Todos tenemos personas a las que admiramos. Yo, a muchas. Con algunas de ellas he tenido la suerte de coincidir en diferentes sitios, de noche, de día, desayunando en un bar, en un hotel, caminando por la calle. Cuando me encuentro con alguien que me gusta procuro decírselo, rápida y brevemente, molestando lo menos posible. Unas palabras para el director, el actor, el escritor o el deportista.
Ayer, sin embargo, coincidí en mi avión de regreso con un artista al que admiro profundamente desde que descubrí, posiblemente en un suplemento dominical, su particular y desasosegante universo, prolongación (pienso) de su forma de vivir, de su forma de sentir y de su estómago más profundo.
Los surcos de su cara, lo cascada de su voz (tuve el privilegio de escucharle), su aparentemente frágil fortaleza. No quisé molestarle. Con Alberto García-Alix, a pesar de haber compartido fila e incluso servilleta (se calló un poco de agua durante el viaje), fui incapaz de comunicarme. No encontraba la palabra adecuada para expresar lo que siento ante sus retratos (enfrentamiento face to face con sus retratados), ante sus brutales desnudos, ante sus tipos aparentemente apartados de carril: moteros, presos, estrellas del porno, tatuados, tatuajes.

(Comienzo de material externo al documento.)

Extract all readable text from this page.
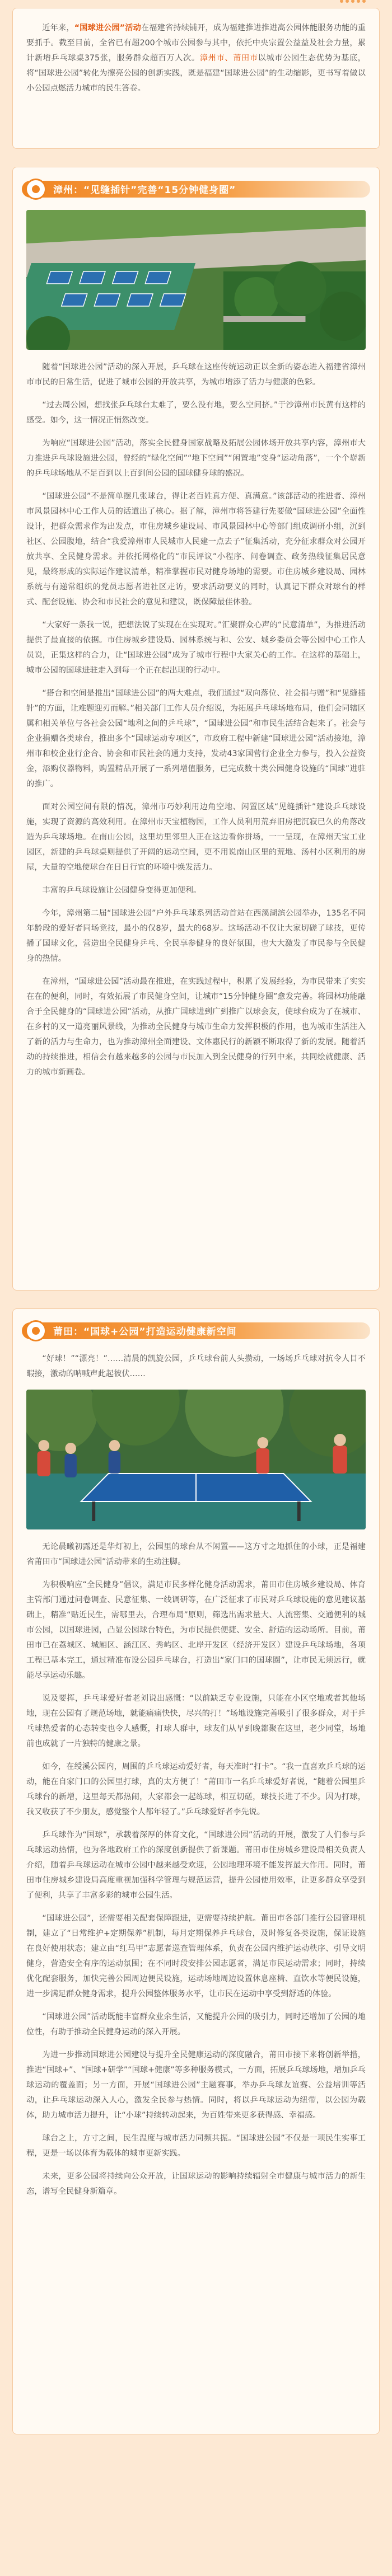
近年来，“国球进公园”活动在福建省持续铺开，成为福建推进推进高公园体能服务功能的重要抓手。截至目前，全省已有超200个城市公园参与其中，依托中央宗置公益益及社会力量，累计新增乒乓球桌375张，服务群众超百万人次。漳州市、莆田市以城市公园生态优势为基底，将“国球进公园”转化为擦亮公园的创新实践，既是福建“国球进公园”的生动缩影，更书写着做以小公园点燃活力城市的民生答卷。

漳州：“见缝插针”完善“15分钟健身圈”

随着“国球进公园”活动的深入开展，乒乓球在这座传统运动正以全新的姿态进入福建省漳州市市民的日常生活，促进了城市公园的开放共享，为城市增添了活力与健康的色彩。

“过去周公园，想找张乒乓球台太难了，要么没有地，要么空间挤。”于沙漳州市民黄有这样的感受。如今，这一情况正悄然改变。

为响应“国球进公园”活动，落实全民健身国家战略及拓展公园体场开放共享内容，漳州市大力推进乒乓球设施进公园，曾经的“绿化空间”“地下空间”“闲置地”变身“运动角落”，一个个崭新的乒乓球场地从不足百到以上百到间公园的国球健身球的盛况。

“国球进公园”不是简单摆几张球台，得让老百姓真方便、真满意。”该部活动的推进者、漳州市风景园林中心工作人员的话道出了核心。据了解，漳州市将答建行先要做“国球进公园”全面性设计，把群众需求作为出发点，市住房城乡建设局、市风景园林中心等部门组成调研小组，沉到社区、公园腹地，结合“我爱漳州市人民城市人民建一点去子”征集活动，充分征求群众对公园开放共享、全民健身需求。并依托网格化的“市民评议”小程序、问卷调查、政务热线征集居民意见，最终形成的实际运作建议清单，精准掌握市民对健身场地的需要。市住房城乡建设局、园林系统与有递常组织的党员志愿者进社区走访，要求活动要义的同时，认真记下群众对球台的样式、配套设施、协会和市民社会的意见和建议，既保障最佳体验。

“大家好一条我一说，把想法说了实现在在实现对。”汇聚群众心声的“民意清单”，为推进活动提供了最直接的依据。市住房城乡建设局、园林系统与和、公安、城乡委员会等公园中心工作人员说，正集这样的合力，让“国球进公园”成为了城市行程中大家关心的工作。在这样的基础上，城市公园的国球进驻走入到每一个正在起出现的行动中。

“搭台和空间是推出“国球进公园”的两大难点，我们通过“双向落位、社会捐与赠”和“见缝插针”的方面，让难题迎刃而解。”相关部门工作人员介绍说，为拓展乒乓球场地布局，他们会同辖区属和相关单位与各社会公园“地利之间的乒乓球”，“国球进公园”和市民生活结合起来了。社会与企业捐赠各类球台，推出多个“国球运动专项区”，市政府工程中新建“国球进公园”活动接地，漳州市和校企业行企合、协会和市民社会的通力支持，发动43家国营行企业全力参与，投入公益资金，添购仪器物料，购置精品开展了一系列增值服务，已完成数十类公园健身设施的“国球”进驻的推广。

面对公园空间有限的情况，漳州市巧妙利用边角空地、闲置区域“见缝插针”建设乒乓球设施，实现了资源的高效利用。在漳州市天宝植物园，工作人员利用荒弃旧房把沉寂已久的角落改造为乒乓球场地。在南山公园，这里坊里邻里人正在这边看你拼场，一一呈现，在漳州天宝工业园区，新建的乒乓球桌则提供了开阔的运动空间，更不用说南山区里的荒地、汤村小区利用的房屋，大量的空地使球台在日日行宜的环境中焕发活力。

丰富的乒乓球设施让公园健身变得更加便利。

今年，漳州第二届“国球进公园”户外乒乓球系列活动首站在西溪湖滨公园举办，135名不同年龄段的爱好者同场竞技，最小的仅8岁，最大的68岁。这场活动不仅让大家切磋了球技，更传播了国球文化，营造出全民健身乒乓、全民享参健身的良好氛围，也大大激发了市民参与全民健身的热情。

在漳州，“国球进公园”活动最在推进，在实践过程中，积累了发展经验，为市民带来了实实在在的便利，同时，有效拓展了市民健身空间，让城市“15分钟健身圈”愈发完善。将园林功能融合于全民健身的“国球进公园”活动，从推广国球进到广到推广以球会友，使球台成为了在城市、在乡村的又一道亮丽风景线，为推动全民健身与城市生命力发挥积极的作用，也为城市生活注入了新的活力与生命力，也为推动漳州全面建设、文体惠民行的新颖不断取得了新的发展。随着活动的持续推进，相信会有越来越多的公园与市民加入到全民健身的行列中来，共同绘就健康、活力的城市新画卷。

莆田：“国球+公园”打造运动健康新空间

“好球！”“漂亮！”……清晨的凯旋公园，乒乓球台前人头攒动，一场场乒乓球对抗令人目不暇接，激动的呐喊声此起彼伏……

无论晨曦初露还是华灯初上，公园里的球台从不闲置——这方寸之地抓住的小球，正是福建省莆田市“国球进公园”活动带来的生动注脚。

为积极响应“全民健身”倡议，满足市民多样化健身活动需求，莆田市住房城乡建设局、体育主管部门通过问卷调查、民意征集、一线调研等，在广泛征求了市民对乒乓球设施的意见建议基础上，精准“贴近民生，需哪里去，合理布局”原则，筛选出需求量大、人流密集、交通便利的城市公园，以国球进园，凸显公园球台特色，为市民提供便捷、安全、舒适的运动场所。目前，莆田市已在荔城区、城厢区、涵江区、秀屿区、北岸开发区（经济开发区）建设乒乓球场地，各项工程已基本完工，通过精准布设公园乒乓球台，打造出“家门口的国球圈”，让市民无须远行，就能尽享运动乐趣。

说及要挥，乒乓球爱好者老刘说出感慨：“以前缺乏专业设施，只能在小区空地或者其他场地，现在公园有了规范场地，就能痛痛快快，尽兴的打！”场地设施完善吸引了很多群众，对于乒乓球热爱者的心态转变也令人感慨，打球人群中，球友们从早到晚都聚在这里，老少同堂，场地前也成就了一片独特的健康之景。

如今，在绶溪公园内，周围的乒乓球运动爱好者，每天准时“打卡”。“我一直喜欢乒乓球的运动，能在自家门口的公园里打球，真的太方便了！”莆田市一名乒乓球爱好者说，“随着公园里乒乓球台的新增，这里每天都热闹，大家都会一起练球，相互切磋，球技长进了不少。因为打球，我又收获了不少朋友，感觉整个人都年轻了。”乒乓球爱好者李先说。

乒乓球作为“国球”，承载着深厚的体育文化，“国球进公园”活动的开展，激发了人们参与乒乓球运动热情，也为各地政府工作的深度创新提供了新课题。莆田市住房城乡建设局相关负责人介绍，随着乒乓球运动在城市公园中越来越受欢迎，公园地理环境不能发挥最大作用。同时，莆田市住房城乡建设局高度重视加强科学管理与规范运营，提升公园使用效率，让更多群众享受到了便利，共享了丰富多彩的城市公园生活。

“国球进公园”，还需要相关配套保障跟进，更需要持续护航。莆田市各部门推行公园管理机制，建立了“日常维护+定期保养”机制，每月定期保养乒乓球台，及时修复各类设施，保证设施在良好使用状态；建立由“红马甲”志愿者巡查管理体系，负责在公园内维护运动秩序、引导文明健身，营造安全有序的运动氛围；在不同时段安排公园志愿者，满足市民运动需求；同时，持续优化配套服务，加快完善公园周边便民设施，运动场地周边设置休息座椅、直饮水等便民设施，进一步满足群众健身需求，提升公园整体服务水平，让市民在运动中享受到舒适的体验。

“国球进公园”活动既能丰富群众业余生活，又能提升公园的吸引力，同时还增加了公园的地位性，有助于推动全民健身运动的深入开展。

为进一步推动国球进公园建设与提升全民健康运动的深度融合，莆田市接下来将创新举措，推进“国球+”、“国球+研学”“国球+健康”等多种服务模式，一方面，拓展乒乓球场地，增加乒乓球运动的覆盖面；另一方面，开展“国球进公园”主题赛事，举办乒乓球友谊赛、公益培训等活动，让乒乓球运动深入人心，激发全民参与热情。同时，将以乒乓球运动为纽带，以公园为载体，助力城市活力提升，让“小球”持续转动起来，为百姓带来更多获得感、幸福感。

球台之上，方寸之间，民生温度与城市活力同频共振。“国球进公园”不仅是一项民生实事工程，更是一场以体育为载体的城市更新实践。

未来，更多公园将持续向公众开放，让国球运动的影响持续辐射全市健康与城市活力的新生态，谱写全民健身新篇章。
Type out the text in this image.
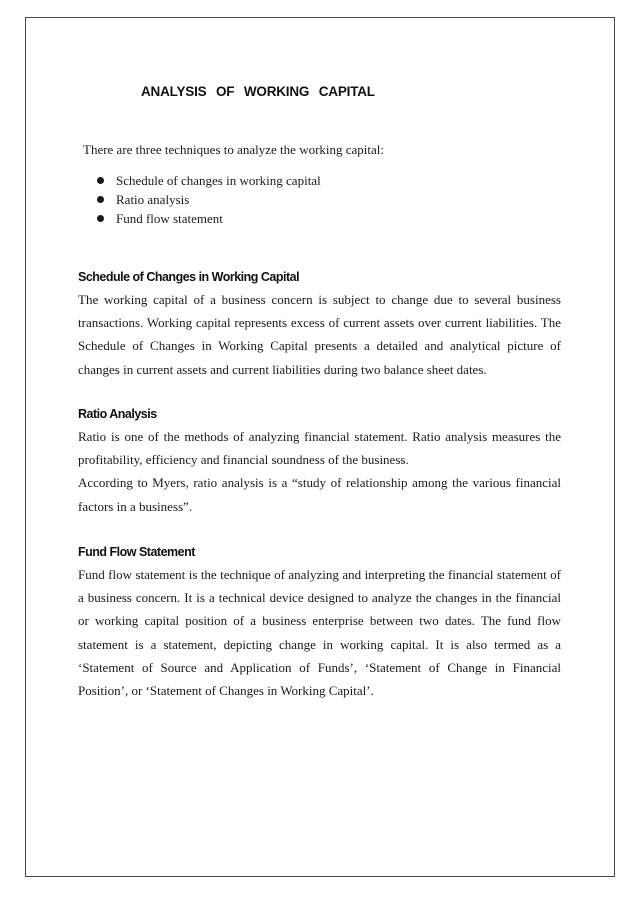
ANALYSIS OF WORKING CAPITAL
There are three techniques to analyze the working capital:
Schedule of changes in working capital
Ratio analysis
Fund flow statement
Schedule of Changes in Working Capital

The working capital of a business concern is subject to change due to several business transactions. Working capital represents excess of current assets over current liabilities. The Schedule of Changes in Working Capital presents a detailed and analytical picture of changes in current assets and current liabilities during two balance sheet dates.

Ratio Analysis

Ratio is one of the methods of analyzing financial statement. Ratio analysis measures the profitability, efficiency and financial soundness of the business.

According to Myers, ratio analysis is a “study of relationship among the various financial factors in a business”.

Fund Flow Statement

Fund flow statement is the technique of analyzing and interpreting the financial statement of a business concern. It is a technical device designed to analyze the changes in the financial or working capital position of a business enterprise between two dates. The fund flow statement is a statement, depicting change in working capital. It is also termed as a ‘Statement of Source and Application of Funds’, ‘Statement of Change in Financial Position’, or ‘Statement of Changes in Working Capital’.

Y cuando no sé sabe qué decir, lo mejor, pienso, es callarse.
Su mundo me parece tan auténtico, tan apasionado y apasionante que he dudado mucho en elegir la imagen que, como cada día, ilustra cada una de mis entradas. He preferido mostrar su rostro. En esta ocasión os pido por favor; buscad en google las imágenes que se proponen bajo la entrada “Alberto García-Alix”, premio Nacional de Fotografía 1999 y disfrutad de ellas.